Home Ingezonden ‘Amateuristische podiumkunsten’ in Vughtse Raad

‘Amateuristische podiumkunsten’ in Vughtse Raad

Wie de laatste weken enigszins de Vughtse ‘cultuurnota’-commentaren gevolgd heeft, zal zich op zijn minst verbaasd hebben over wat op de commissievergadering van 3 december te horen was. Met name over het voormalige door de gehele Raad gedragen standpunt over ‘professionele podiumkunsten’ in Vught en meer specifiek in Theater de Speeldoos. Tot nu toe was het afgemeten en onwrikbare standpunt van de Raad: geen subsidie voor die cultuurvorm, ondanks allerlei inhoudelijke argumenten die daar juist voor zouden pleiten. Hoe is het mogelijk dat D’66, SP en CDA nu ineens wel bereid zijn eventueel die professionele podiumkunsten, zij het bescheiden, te subsidiëren. Hun eerdere standpunt – december 2018 en april 2019 luidkeels uitgesproken in de Raadsvergaderingen – wordt nu verdedigd door te wijzen op het vermeende ‘misbruik’ van subsidiegelden door het oude Speeldoosbestuur.
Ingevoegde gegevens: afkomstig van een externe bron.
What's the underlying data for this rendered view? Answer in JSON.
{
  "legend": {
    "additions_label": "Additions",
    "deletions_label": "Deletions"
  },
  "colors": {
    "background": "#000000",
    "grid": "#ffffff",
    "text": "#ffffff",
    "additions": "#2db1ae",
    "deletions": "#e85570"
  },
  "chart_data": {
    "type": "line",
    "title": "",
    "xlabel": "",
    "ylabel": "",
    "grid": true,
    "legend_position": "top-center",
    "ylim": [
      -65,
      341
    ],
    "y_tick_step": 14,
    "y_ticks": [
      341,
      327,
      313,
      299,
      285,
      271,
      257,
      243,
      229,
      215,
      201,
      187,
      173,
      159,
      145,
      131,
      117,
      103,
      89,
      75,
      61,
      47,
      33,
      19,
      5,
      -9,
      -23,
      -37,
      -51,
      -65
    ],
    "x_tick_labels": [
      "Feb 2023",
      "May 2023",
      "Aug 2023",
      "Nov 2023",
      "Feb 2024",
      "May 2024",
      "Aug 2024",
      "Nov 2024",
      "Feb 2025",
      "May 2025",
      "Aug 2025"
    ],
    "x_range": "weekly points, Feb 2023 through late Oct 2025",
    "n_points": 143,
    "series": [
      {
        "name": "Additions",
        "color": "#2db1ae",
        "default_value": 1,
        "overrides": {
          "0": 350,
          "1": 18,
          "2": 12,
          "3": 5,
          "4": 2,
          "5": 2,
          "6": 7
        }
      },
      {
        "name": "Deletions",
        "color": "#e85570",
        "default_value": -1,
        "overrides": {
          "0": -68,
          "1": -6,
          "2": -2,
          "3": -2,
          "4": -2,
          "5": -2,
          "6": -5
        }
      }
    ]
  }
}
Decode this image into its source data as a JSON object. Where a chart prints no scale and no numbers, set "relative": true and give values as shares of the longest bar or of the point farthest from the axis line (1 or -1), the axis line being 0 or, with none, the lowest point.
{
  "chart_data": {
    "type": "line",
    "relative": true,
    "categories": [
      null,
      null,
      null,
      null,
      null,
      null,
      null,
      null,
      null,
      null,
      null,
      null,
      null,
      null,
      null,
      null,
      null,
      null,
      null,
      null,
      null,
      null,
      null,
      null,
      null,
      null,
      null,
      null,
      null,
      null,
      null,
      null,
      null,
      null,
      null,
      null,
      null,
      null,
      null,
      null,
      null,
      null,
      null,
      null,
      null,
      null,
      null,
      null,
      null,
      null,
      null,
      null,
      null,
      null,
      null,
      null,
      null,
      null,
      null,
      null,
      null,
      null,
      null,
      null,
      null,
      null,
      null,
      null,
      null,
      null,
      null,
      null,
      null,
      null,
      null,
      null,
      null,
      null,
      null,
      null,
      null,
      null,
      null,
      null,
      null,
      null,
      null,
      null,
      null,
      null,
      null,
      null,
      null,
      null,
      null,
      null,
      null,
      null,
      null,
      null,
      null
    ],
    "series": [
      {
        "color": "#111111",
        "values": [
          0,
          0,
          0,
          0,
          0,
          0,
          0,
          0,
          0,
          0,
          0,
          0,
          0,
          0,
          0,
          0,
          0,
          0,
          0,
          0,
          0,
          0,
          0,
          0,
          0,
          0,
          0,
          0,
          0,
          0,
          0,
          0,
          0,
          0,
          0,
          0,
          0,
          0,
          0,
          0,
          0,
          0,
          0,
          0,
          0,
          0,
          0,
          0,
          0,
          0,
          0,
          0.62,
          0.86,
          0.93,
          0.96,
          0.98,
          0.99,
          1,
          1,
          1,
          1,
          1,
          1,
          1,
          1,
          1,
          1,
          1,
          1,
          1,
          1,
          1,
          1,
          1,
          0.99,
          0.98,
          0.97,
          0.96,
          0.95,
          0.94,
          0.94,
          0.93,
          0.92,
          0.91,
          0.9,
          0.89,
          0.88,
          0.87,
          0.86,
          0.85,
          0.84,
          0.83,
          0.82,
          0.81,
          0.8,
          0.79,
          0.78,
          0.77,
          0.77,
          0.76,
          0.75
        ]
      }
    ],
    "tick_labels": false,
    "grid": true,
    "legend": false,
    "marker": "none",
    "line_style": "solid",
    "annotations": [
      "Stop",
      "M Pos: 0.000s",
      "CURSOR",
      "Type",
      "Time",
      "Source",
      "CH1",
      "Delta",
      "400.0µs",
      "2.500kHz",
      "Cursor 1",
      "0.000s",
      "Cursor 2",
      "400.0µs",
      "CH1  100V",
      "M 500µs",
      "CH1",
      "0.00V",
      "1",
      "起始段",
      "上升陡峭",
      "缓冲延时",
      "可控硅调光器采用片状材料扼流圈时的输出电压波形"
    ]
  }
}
U herinnert zich ongetwijfeld nog wel de fractievoorzitster van D’66 die het had over ‘miljoenen euro’s’ subsidie die in de loop van de jaren onterecht gebruikt waren voor die professionele kunst. Volkomen onterecht dat verwijt en absoluut niet aangetoond, maar toch. Het is overigens maar hoe je het bekijkt: als je accommodatie-subsidie toekent aan Theater de Speeldoos, dan geef je indirect natuurlijk ook subsidie aan het gebouw waarin die professionele podiumkunsten plaatsvinden. Maar als je zelf als gemeente in het verleden gevraagd hebt om ook professionele podiumkunsten in het gebouw te programmeren, dan wringt dat toch een beetje.

En ja, het staat me nog bij hoe alle fracties bij uitzendingen van de lokale omroep en in de pers van alles uit de kast haalden om de overbodigheid van professionele podiumkunsten in Theater de Speeldoos aan te tonen: ‘ze’ (= de inwoners van Vught) kunnen net zo goed naar Den Bosch, Tilburg en Eindhoven, de voorstellingen zijn lang niet altijd uitverkocht, er komen veel te veel niet-Vughtenaren naar die voorstellingen etc. Het is verleidelijk om een hele reeks tegenargumenten op te sommen, zoals onder andere veel meer de bereikbaarheid voor de minder mobiele oudere en jongere Vughtenaren, de bijdrage aan cultuur-educatie van jongeren die de muziekschool bevolken, het imago van Vught als gastvrije gemeente met een totaalpakket aan voorzieningen etc.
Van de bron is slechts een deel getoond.